2) The efficiency of Gen-AI tools to augment the dataset has been evaluated by training different machine learning algorithms: multilayer perceptron, random forest, gradient-boosted trees, k-nearest neighbors, decision trees, and naive Bayes. All models have been trained using the same conditions. The results obtained have shown not only the efficiency of Gen-AI tools in text augmentation, but also which machine learning model is most suitable for text generator usage detection for educational purposes.
3) During the experimental investigation, hyperparameter optimization has been used. In this way, a deep analysis was performed to find the most suitable parameters for each machine learning algorithm. Also, two different techniques to transform text data into numerical expressions have been used. A total of 15,296 models have been created and evaluated.
The research conducted is valuable in two ways: establishing the suitability of Gen-AI on text data augmentation and the suitability of machine learning models to detect usage of Gen-AI to answer open-ended questions.

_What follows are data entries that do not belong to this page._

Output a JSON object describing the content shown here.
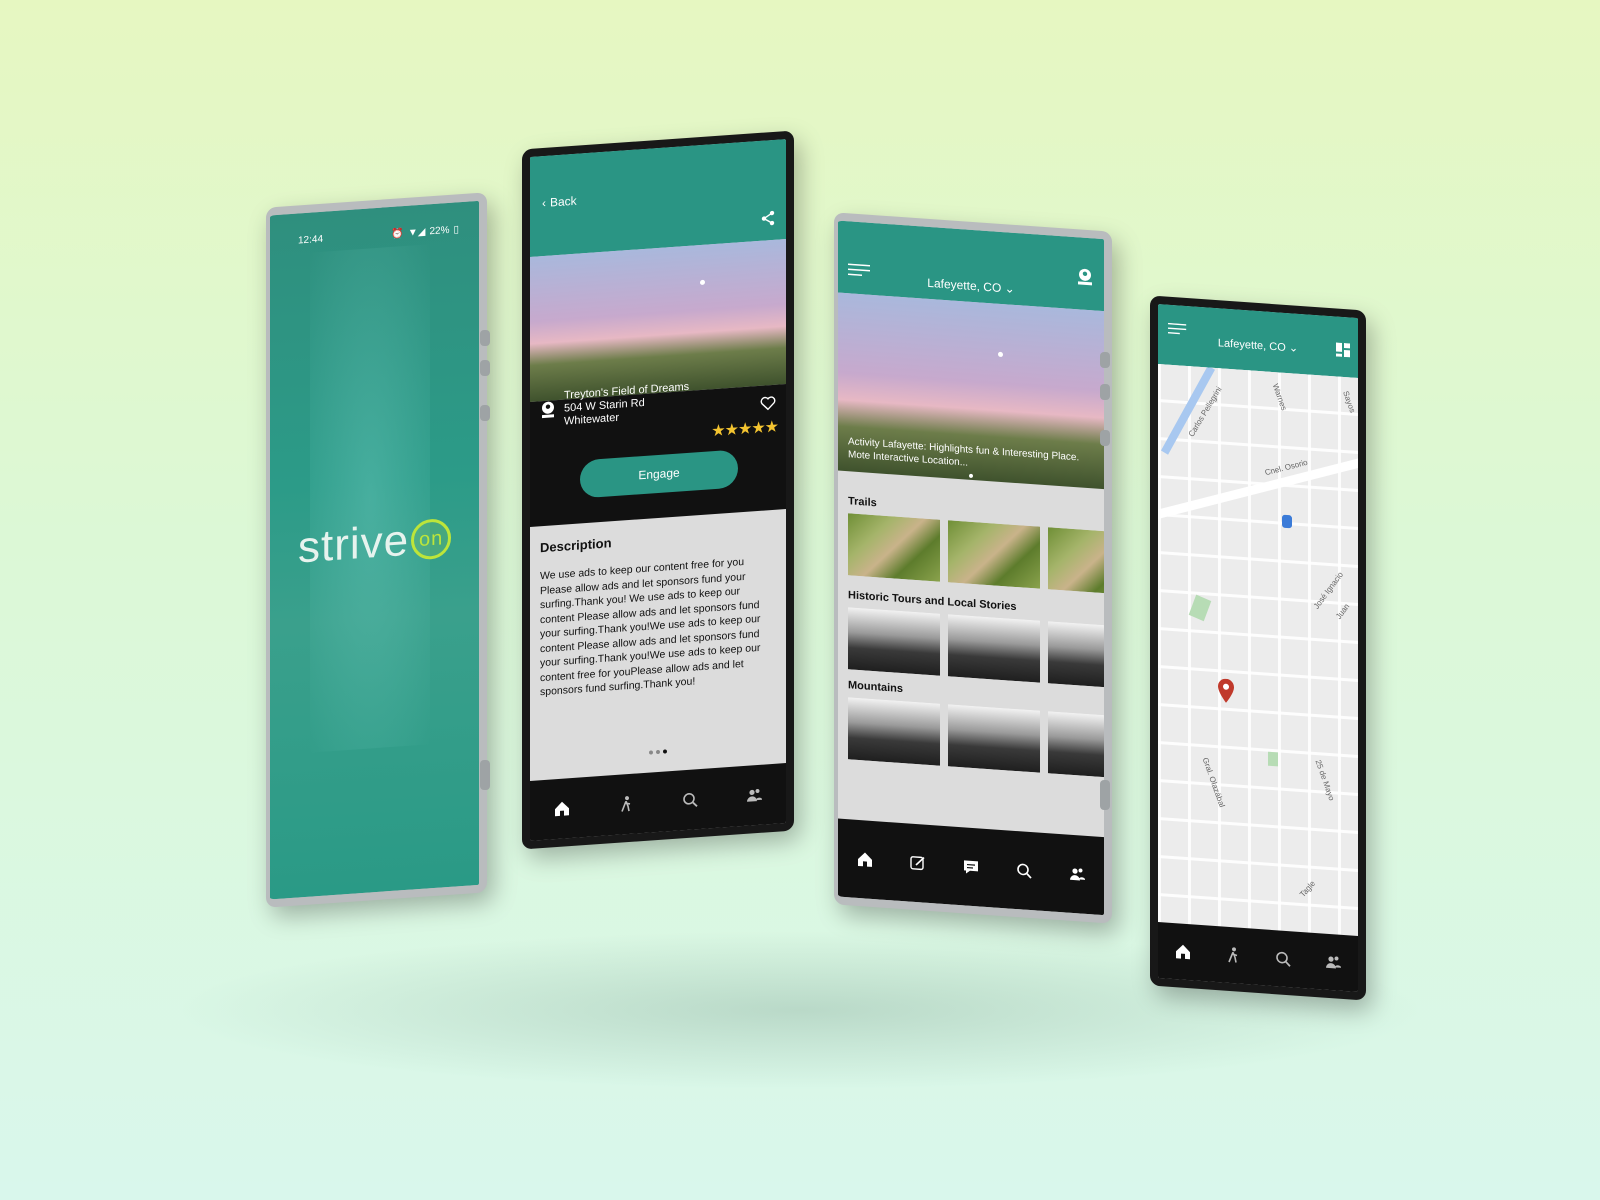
{
  "splash": {
    "status_time": "12:44",
    "status_battery": "22%",
    "logo_word": "strive",
    "logo_circle": "on"
  },
  "detail": {
    "back_label": "Back",
    "place_name": "Treyton's Field of Dreams",
    "place_street": "504 W Starin Rd",
    "place_city": "Whitewater",
    "rating_stars": "★★★★★",
    "engage_label": "Engage",
    "description_title": "Description",
    "description_text": "We use ads to keep our content free for you Please allow ads and let sponsors fund your surfing.Thank you! We use ads to keep our content Please allow ads and let sponsors fund your surfing.Thank you!We use ads to keep our content Please allow ads and let sponsors fund your surfing.Thank you!We use ads to keep our content free for youPlease allow ads and let sponsors fund surfing.Thank you!"
  },
  "home": {
    "location_label": "Lafeyette, CO",
    "hero_caption": "Activity Lafayette: Highlights fun & Interesting Place. Mote Interactive Location...",
    "sections": [
      {
        "title": "Trails"
      },
      {
        "title": "Historic Tours and Local Stories"
      },
      {
        "title": "Mountains"
      }
    ]
  },
  "map_screen": {
    "location_label": "Lafeyette, CO",
    "streets": [
      "Carlos Pellegrini",
      "Warnes",
      "Cnel. Osorio",
      "José Ignacio",
      "Juan",
      "Gral. Olazábal",
      "25 de Mayo",
      "Tagle",
      "Sayos"
    ]
  },
  "colors": {
    "brand_teal": "#2a9584",
    "accent_lime": "#bde53a",
    "star_gold": "#f4c430",
    "map_pin": "#c0392b"
  }
}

The structure of the manuscript is as follows. In "Related works", related works are reviewed. In "The methodology of experimental research", the methodology of the research is presented. Also, the original dataset, the augmented dataset, and subsets of the new data set used in the experimental investigation have been described. The results of the experimental investigation have been presented in "Experimental investigation". In "Discussion", the discussion of the performed experimental investigation is presented, and the limitations and future works are presented. The last "Conclusions and future work" concludes the paper.